James Gilchrist and Anna Tilbrook
James Gilchrist – tenor
Anna Tilbrook – piano
|JULIAN PHILIPS||Love Songs for Mary Joyce|
|Four Shakespeare Songs|
|QUILTER||O Mistress Mine |
Fear no more the heat of the sun
|DRING||Take, O take those lips away |
It was a lover and his lass
|VAUGHAN WILLIAMS||Songs of Travel|
James Gilchrist’s extensive concert repertoire has seen him perform in major concert halls throughout the world with some notable conductors. Recent highlights have included performances in St. Petersburg, Madrid, the Leipzig Gewandhaus and Tokyo. A prolific and versatile recitalist, he enjoys imaginative and varied programming in collaboration with acclaimed pianist Anna Tilbrook. We welcome them both back for their second concert at Skipton Music.
SKIPTON MUSIC – TRIUMPANT END TO THE SEASON
Skipton Music enjoyed a triumphant end to its 2018-19 season with a wonderfully varied recital by James Gilchrist (tenor) and Anna Tilbrook (piano).

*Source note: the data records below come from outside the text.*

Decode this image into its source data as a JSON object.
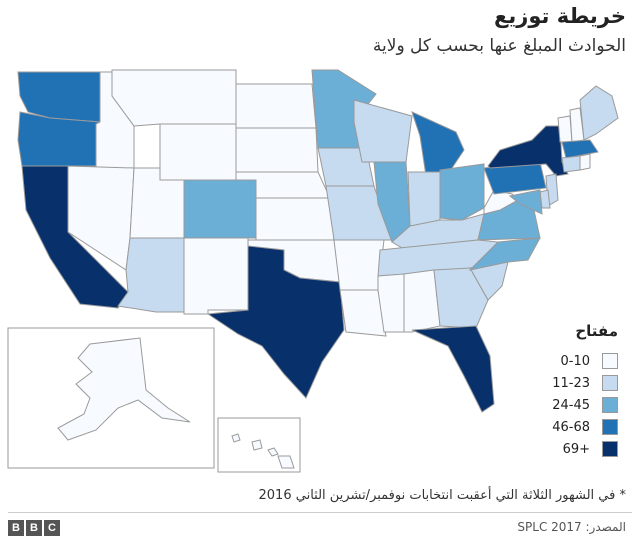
{
  "header": {
    "title": "خريطة توزيع",
    "subtitle": "الحوادث المبلغ عنها بحسب كل ولاية"
  },
  "legend": {
    "title": "مفتاح",
    "items": [
      {
        "label": "0-10",
        "color": "#f7fbff"
      },
      {
        "label": "11-23",
        "color": "#c6dbef"
      },
      {
        "label": "24-45",
        "color": "#6baed6"
      },
      {
        "label": "46-68",
        "color": "#2171b5"
      },
      {
        "label": "69+",
        "color": "#08306b"
      }
    ]
  },
  "footnote": "* في الشهور الثلاثة التي أعقبت انتخابات نوفمبر/تشرين الثاني 2016",
  "source": "المصدر:  SPLC 2017",
  "logo": [
    "B",
    "B",
    "C"
  ],
  "map_data": {
    "bins": [
      "0-10",
      "11-23",
      "24-45",
      "46-68",
      "69+"
    ],
    "states": {
      "WA": "46-68",
      "OR": "46-68",
      "CA": "69+",
      "ID": "0-10",
      "NV": "0-10",
      "MT": "0-10",
      "WY": "0-10",
      "UT": "0-10",
      "AZ": "11-23",
      "CO": "24-45",
      "NM": "0-10",
      "ND": "0-10",
      "SD": "0-10",
      "NE": "0-10",
      "KS": "0-10",
      "OK": "0-10",
      "TX": "69+",
      "MN": "24-45",
      "IA": "11-23",
      "MO": "11-23",
      "AR": "0-10",
      "LA": "0-10",
      "WI": "11-23",
      "IL": "24-45",
      "MI": "46-68",
      "IN": "11-23",
      "OH": "24-45",
      "KY": "11-23",
      "TN": "11-23",
      "MS": "0-10",
      "AL": "0-10",
      "GA": "11-23",
      "FL": "69+",
      "SC": "11-23",
      "NC": "24-45",
      "VA": "24-45",
      "WV": "0-10",
      "PA": "46-68",
      "NY": "69+",
      "VT": "0-10",
      "NH": "0-10",
      "ME": "11-23",
      "MA": "46-68",
      "CT": "11-23",
      "RI": "0-10",
      "NJ": "11-23",
      "DE": "11-23",
      "MD": "24-45",
      "AK": "0-10",
      "HI": "0-10"
    }
  }
}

They began their recital with the “Liederkreis” by Robert Schumann to poems by Heinrich Heine. Unlike the song cycles of Schubert, this work does not tell a continuous story, but for all that James and Anna brought out to the full the dramatic character of this highly-charged music. The next work continued in the same vein but a very different musical idiom, a setting by the contemporary composer Julian Philips of six poems written by the English romantic poet John Clare to his imaginary lover – or wife – Mary Joyce. This is part of a longer project to pair settings of German and English romantic poets, and on this first hearing the English poets and their composers stand up well to the challenge; John Clare’s searing imagery is as powerful and haunting as that of Heine, and the music matches it with its alternation of quieter, more lyrical passages and anguished outbursts. Perhaps we can persuade James and Anna to bring other parts of their project to us in future years!

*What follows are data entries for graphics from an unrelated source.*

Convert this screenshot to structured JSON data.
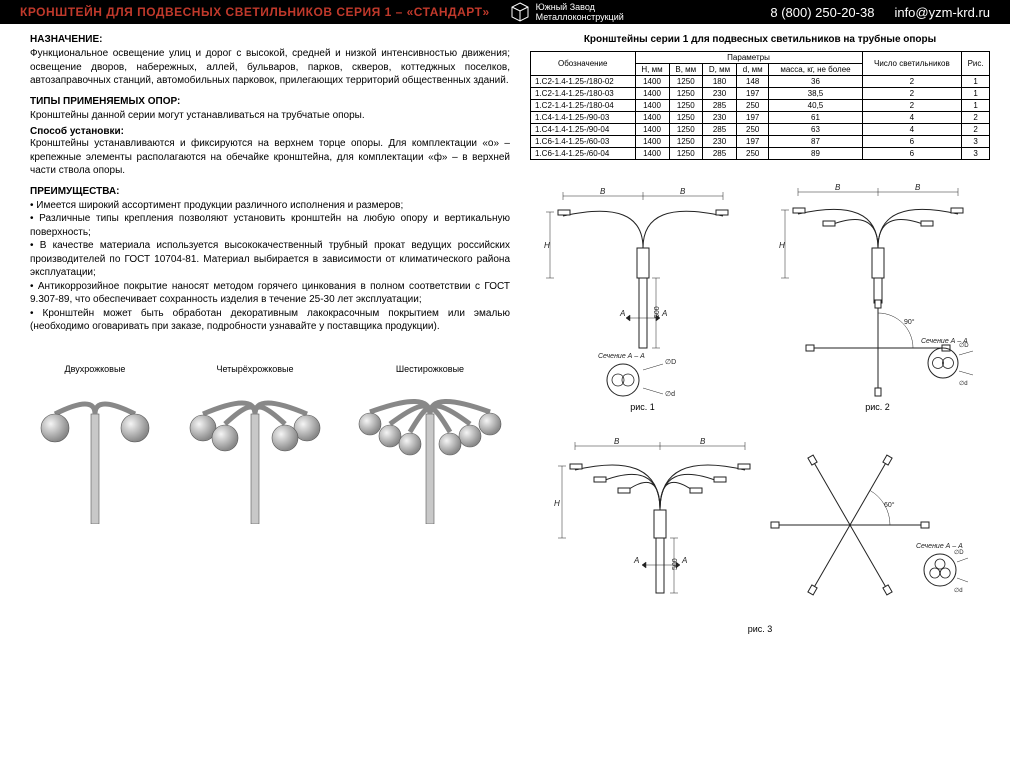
{
  "header": {
    "title": "КРОНШТЕЙН ДЛЯ ПОДВЕСНЫХ СВЕТИЛЬНИКОВ СЕРИЯ 1 – «СТАНДАРТ»",
    "company_line1": "Южный Завод",
    "company_line2": "Металлоконструкций",
    "phone": "8 (800) 250-20-38",
    "email": "info@yzm-krd.ru"
  },
  "purpose": {
    "heading": "НАЗНАЧЕНИЕ:",
    "text": "Функциональное освещение улиц и дорог с высокой, средней и низкой интенсивностью движения; освещение дворов, набережных, аллей, бульваров, парков, скверов, коттеджных поселков, автозаправочных станций, автомобильных парковок, прилегающих территорий общественных зданий."
  },
  "types": {
    "heading": "ТИПЫ ПРИМЕНЯЕМЫХ ОПОР:",
    "text": "Кронштейны данной серии могут устанавливаться на трубчатые опоры.",
    "sub_heading": "Способ установки:",
    "sub_text": "Кронштейны устанавливаются и фиксируются на верхнем торце опоры. Для комплектации «о» – крепежные элементы располагаются на обечайке кронштейна, для комплектации «ф» – в верхней части ствола опоры."
  },
  "advantages": {
    "heading": "ПРЕИМУЩЕСТВА:",
    "items": [
      "• Имеется широкий ассортимент продукции различного исполнения и размеров;",
      "• Различные типы крепления позволяют установить кронштейн на любую опору и вертикальную поверхность;",
      "• В качестве материала используется высококачественный трубный прокат ведущих российских производителей по ГОСТ 10704-81. Материал выбирается в зависимости от климатического района эксплуатации;",
      "• Антикоррозийное покрытие наносят методом горячего цинкования в полном соответствии с ГОСТ 9.307-89, что обеспечивает сохранность изделия в течение 25-30 лет эксплуатации;",
      "• Кронштейн может быть обработан декоративным лакокрасочным покрытием или эмалью (необходимо оговаривать при заказе, подробности узнавайте у поставщика продукции)."
    ]
  },
  "illustrations": {
    "labels": [
      "Двухрожковые",
      "Четырёхрожковые",
      "Шестирожковые"
    ]
  },
  "table": {
    "title": "Кронштейны серии 1 для подвесных светильников на трубные опоры",
    "headers": {
      "code": "Обозначение",
      "params": "Параметры",
      "h": "H, мм",
      "b": "B, мм",
      "D": "D, мм",
      "d": "d, мм",
      "mass": "масса, кг, не более",
      "lamps": "Число светильников",
      "fig": "Рис."
    },
    "rows": [
      [
        "1.C2-1.4-1.25-/180-02",
        "1400",
        "1250",
        "180",
        "148",
        "36",
        "2",
        "1"
      ],
      [
        "1.C2-1.4-1.25-/180-03",
        "1400",
        "1250",
        "230",
        "197",
        "38,5",
        "2",
        "1"
      ],
      [
        "1.C2-1.4-1.25-/180-04",
        "1400",
        "1250",
        "285",
        "250",
        "40,5",
        "2",
        "1"
      ],
      [
        "1.C4-1.4-1.25-/90-03",
        "1400",
        "1250",
        "230",
        "197",
        "61",
        "4",
        "2"
      ],
      [
        "1.C4-1.4-1.25-/90-04",
        "1400",
        "1250",
        "285",
        "250",
        "63",
        "4",
        "2"
      ],
      [
        "1.C6-1.4-1.25-/60-03",
        "1400",
        "1250",
        "230",
        "197",
        "87",
        "6",
        "3"
      ],
      [
        "1.C6-1.4-1.25-/60-04",
        "1400",
        "1250",
        "285",
        "250",
        "89",
        "6",
        "3"
      ]
    ]
  },
  "diagrams": {
    "fig1": "рис. 1",
    "fig2": "рис. 2",
    "fig3": "рис. 3",
    "section_label": "Сечение А – А",
    "dim_B": "B",
    "dim_H": "H",
    "dim_A": "A",
    "dim_500": "500",
    "dim_90": "90°",
    "dim_60": "60°",
    "dim_phi_D": "∅D",
    "dim_phi_d": "∅d"
  },
  "style": {
    "header_bg": "#000000",
    "accent": "#c0392b",
    "stroke": "#222222",
    "shade": "#bbbbbb",
    "stroke_width": 1,
    "thin_stroke": 0.6
  }
}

After the emotional roller-coaster of the first half, the second half of the concert provided some relatively light relief with delightful settings of Shakespeare by the English composers Roger Quilter and Madeleine Dring. The concert ended with another powerful and beautiful song-cycle, settings by Ralph Vaughan Williams of eight of the “songs of travel” of Robert Louis Stephenson. It is fascinating how the image of the itinerant young man, driven by fortune or misfortune to trudge from town to town, continues to haunt us even in our relatively stable century. James and Anna brought out beautifully the contrasts in this luminous score, both the pain and weariness and the moments of exaltation, bringing the whole evening to a richly satisfying close.

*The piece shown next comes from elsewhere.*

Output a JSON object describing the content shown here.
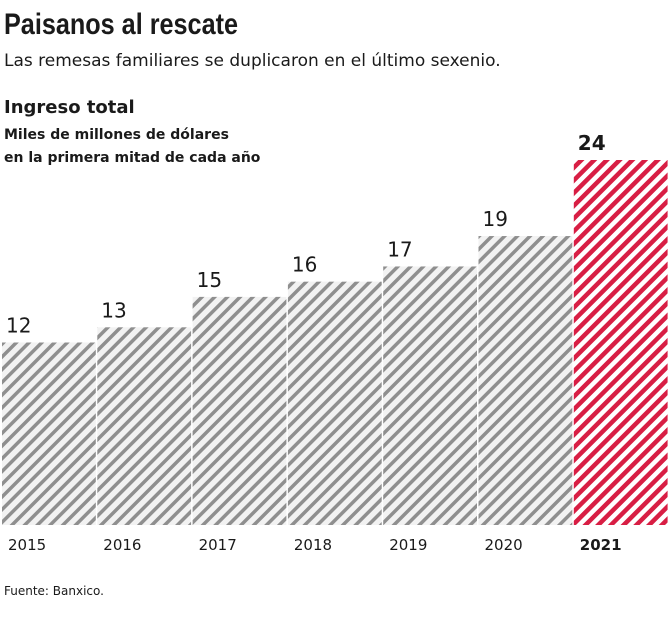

It was a great pity that the committee had not been able to provide words of the poems (and a translation of Heine’s German). As James said in his introductory remarks, songs represent at their best a remarkable fusion of poetry and music, and however well the singer projects the words the listener will never be able to catch them all – especially in a resonant acoustic like Christ Church. Perhaps this is a point the committee could bear in mind for the next season. But with that tiny caveat I would like to applaud them – and in particular Bunty Leder, who is now stepping down as concerts secretary after many years in charge – for a wonderfully varied and successful season. Long may Skipton Music continue to flourish!